In den letzten zehn Jahren hat die Europäische Kommission in erheblichem Umfang in die Weltraumforschung investiert, um die europäischen Fähigkeiten in kritischen Technologien zu stärken, die traditionell von außerhalb der Europäischen Union (EU) bezogen wurden. Seit 2009 wird diese Aufgabe durch mehrere Rahmenprogramme unterstützt. Das jüngste ist Horizont Europa, das wichtigste Forschungs- und Innovationsprogramm der EU für den Zeitraum 2021-2027. Das EU-Arbeitsprogramm für Weltraumforschung und -innovation (F&I) innerhalb von Horizont Europa widmet sich speziell dem Thema kritische Weltraumtechnologien, um stärkere, widerstandsfähige Raumfahrtkapazitäten in der EU aufzubauen.

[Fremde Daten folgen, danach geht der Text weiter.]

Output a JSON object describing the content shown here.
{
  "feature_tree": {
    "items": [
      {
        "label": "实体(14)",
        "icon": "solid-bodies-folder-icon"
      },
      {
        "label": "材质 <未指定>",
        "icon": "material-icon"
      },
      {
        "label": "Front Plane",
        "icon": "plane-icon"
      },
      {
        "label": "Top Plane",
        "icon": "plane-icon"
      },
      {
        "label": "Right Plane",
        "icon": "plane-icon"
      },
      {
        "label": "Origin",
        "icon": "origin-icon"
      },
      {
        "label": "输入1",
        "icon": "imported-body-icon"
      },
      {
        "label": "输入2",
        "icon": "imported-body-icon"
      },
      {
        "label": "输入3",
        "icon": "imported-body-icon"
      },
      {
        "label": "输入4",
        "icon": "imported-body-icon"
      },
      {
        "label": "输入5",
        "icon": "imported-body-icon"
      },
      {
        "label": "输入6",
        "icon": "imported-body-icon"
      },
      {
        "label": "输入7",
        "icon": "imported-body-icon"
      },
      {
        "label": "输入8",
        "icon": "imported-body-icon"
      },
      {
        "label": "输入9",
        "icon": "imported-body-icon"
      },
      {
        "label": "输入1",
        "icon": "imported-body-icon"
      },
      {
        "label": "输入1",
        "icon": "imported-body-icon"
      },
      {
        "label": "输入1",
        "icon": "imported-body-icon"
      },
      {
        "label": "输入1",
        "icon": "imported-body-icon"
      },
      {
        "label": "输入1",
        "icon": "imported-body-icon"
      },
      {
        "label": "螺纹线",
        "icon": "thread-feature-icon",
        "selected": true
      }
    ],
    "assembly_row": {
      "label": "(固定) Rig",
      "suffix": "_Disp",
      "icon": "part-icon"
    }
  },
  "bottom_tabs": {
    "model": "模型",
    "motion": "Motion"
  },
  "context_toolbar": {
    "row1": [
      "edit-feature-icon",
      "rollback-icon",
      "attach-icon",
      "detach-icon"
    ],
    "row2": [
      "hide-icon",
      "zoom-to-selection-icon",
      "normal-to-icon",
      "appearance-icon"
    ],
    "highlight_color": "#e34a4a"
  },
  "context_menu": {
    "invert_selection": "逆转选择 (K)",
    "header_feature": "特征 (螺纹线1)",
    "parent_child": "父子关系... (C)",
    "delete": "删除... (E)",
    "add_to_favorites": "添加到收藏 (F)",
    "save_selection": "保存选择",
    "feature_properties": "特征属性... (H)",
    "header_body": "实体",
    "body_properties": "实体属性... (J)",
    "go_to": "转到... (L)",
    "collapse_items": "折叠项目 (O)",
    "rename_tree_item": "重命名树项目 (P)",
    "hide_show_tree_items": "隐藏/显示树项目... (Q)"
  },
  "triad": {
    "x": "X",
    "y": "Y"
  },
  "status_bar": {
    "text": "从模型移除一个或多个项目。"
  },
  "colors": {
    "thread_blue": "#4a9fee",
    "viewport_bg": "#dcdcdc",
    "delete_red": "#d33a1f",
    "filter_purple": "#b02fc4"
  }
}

In dieser Zeit hat der Raumfahrtsektor ein beispielloses Wachstum erlebt, das durch innovative Durchbrüche und einen sich verschärfenden globalen Wettbewerb angetrieben wurde. Als Reaktion darauf hat die EU eine vielschichtige Strategie zur Stärkung ihrer Position verabschiedet. Die Generaldirektion für Verteidigungsindustrie und Raumfahrt (GD DEFIS) der Europäischen Kommission verfolgt einen dreifachen Ansatz, der aus folgenden Elementen besteht:
- Entwicklung modernster elektrischer und elektronischer Raumfahrtkomponenten und -systeme, die für die strategische Autonomie der EU von entscheidender Bedeutung sind,
- Aufbau eines Weltraumerbes durch Möglichkeiten der In-Orbit-Demonstration (IOD)/In-Orbit-Validierung (IOV) und
- Ermöglichung der Integration wichtiger Raumfahrttechnologien in EU-Missionen.

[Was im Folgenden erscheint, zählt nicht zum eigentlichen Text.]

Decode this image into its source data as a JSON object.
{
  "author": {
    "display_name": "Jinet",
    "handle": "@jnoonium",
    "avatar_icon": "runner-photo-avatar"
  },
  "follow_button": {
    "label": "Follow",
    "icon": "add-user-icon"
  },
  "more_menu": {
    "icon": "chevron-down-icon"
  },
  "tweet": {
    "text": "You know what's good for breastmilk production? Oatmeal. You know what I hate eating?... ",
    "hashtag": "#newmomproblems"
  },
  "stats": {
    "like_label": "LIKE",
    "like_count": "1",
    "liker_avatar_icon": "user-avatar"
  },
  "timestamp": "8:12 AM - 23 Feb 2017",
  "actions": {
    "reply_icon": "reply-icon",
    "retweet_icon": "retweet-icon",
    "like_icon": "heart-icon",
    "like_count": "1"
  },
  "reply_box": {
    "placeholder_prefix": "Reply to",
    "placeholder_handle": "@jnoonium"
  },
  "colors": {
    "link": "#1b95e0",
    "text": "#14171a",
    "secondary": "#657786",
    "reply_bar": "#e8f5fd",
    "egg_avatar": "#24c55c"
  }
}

Im Gegensatz zur „Blue-Sky“-Forschung verfolgen diese auf die Raumfahrt ausgerichteten Projekte einen bedarfsorientierten Ansatz: Die Kommission ermittelt spezifische technologische Lücken auf der Grundlage des Bedarfs der EU-Raumfahrtmissionen und arbeitet dann mit der Industrie zusammen, um Technologien zu entwickeln, die sich rasch vermarkten lassen. Die Weltraumforschungsprojekte werden direkt von der Abteilung für Weltraumforschung der Exekutivagentur der Europäischen Kommission HaDEA verwaltet. Bei der Durchführung von Weltraumforschungs- und -entwicklungsprojekten legt die Europäische Kommission die Ziele fest und die Industrie bestimmt den Ansatz. Dieses Modell zielt darauf ab, der Industrie die Freiheit zu geben, die optimale Lösung zu wählen, die ihren Bedürfnissen entspricht und gleichzeitig einen kommerziellen Nutzen bringt.

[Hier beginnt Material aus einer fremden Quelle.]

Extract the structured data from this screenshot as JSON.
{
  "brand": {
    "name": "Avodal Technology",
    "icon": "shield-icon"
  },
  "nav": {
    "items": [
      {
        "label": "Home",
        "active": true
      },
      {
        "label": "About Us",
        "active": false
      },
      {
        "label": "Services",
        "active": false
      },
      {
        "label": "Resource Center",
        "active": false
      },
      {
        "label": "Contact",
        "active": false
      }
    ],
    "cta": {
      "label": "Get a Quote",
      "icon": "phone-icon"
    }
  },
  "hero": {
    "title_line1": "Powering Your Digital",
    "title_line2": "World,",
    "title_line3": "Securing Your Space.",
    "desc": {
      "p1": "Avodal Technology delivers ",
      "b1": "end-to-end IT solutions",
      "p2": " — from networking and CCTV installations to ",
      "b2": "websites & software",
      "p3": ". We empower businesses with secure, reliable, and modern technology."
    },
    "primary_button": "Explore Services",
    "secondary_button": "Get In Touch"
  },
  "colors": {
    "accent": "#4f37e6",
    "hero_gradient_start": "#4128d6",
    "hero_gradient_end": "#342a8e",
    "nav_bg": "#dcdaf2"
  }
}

Dieser Ansatz wird durch die Tatsache bestätigt, dass 43 % der Weltraumforschungsprojekte seit 2014 erfolgreich marktreife Produkte geliefert haben. Im laufenden Horizont-Europa-Programm und in den vorangegangenen Horizont-2020-Rahmenprogrammen befassten sich die Projekte im Bereich der kritischen Weltraumtechnologien mit verschiedenen Technologielinien wie großen verlegbaren Antennen, GaN-Bauelementen für Hochfrequenz- und Leistungsanwendungen, strahlungsbeständigen FPGAs und fortgeschrittenen Leiterplattenfertigungstechniken.
Strategie im Bereich der EEE-Komponenten für die Raumfahrt
Als Reaktion auf die jüngsten Schwachstellen in den Halbleiterlieferketten hat die Europäische Kommission den EU-Chip Act[1] auf den Weg gebracht, der Investitionen in fortschrittliche Technologieknoten mobilisiert und die Fertigungskapazitäten in der EU erweitert. Parallel dazu wurde im Rahmen des EU-Programms für Forschung und Innovation im Bereich der Raumfahrt das Jahresbudget für weltraumkritische Technologien aufgestockt, und auf der Grundlage der Fortschritte des EU-Chipgesetzes wurden weltraumorientierte EEE-Entwicklungen zu erfolgreichen Ergebnissen geführt. Bemerkenswerte Beispiele werden in den folgenden Abschnitten hervorgehoben.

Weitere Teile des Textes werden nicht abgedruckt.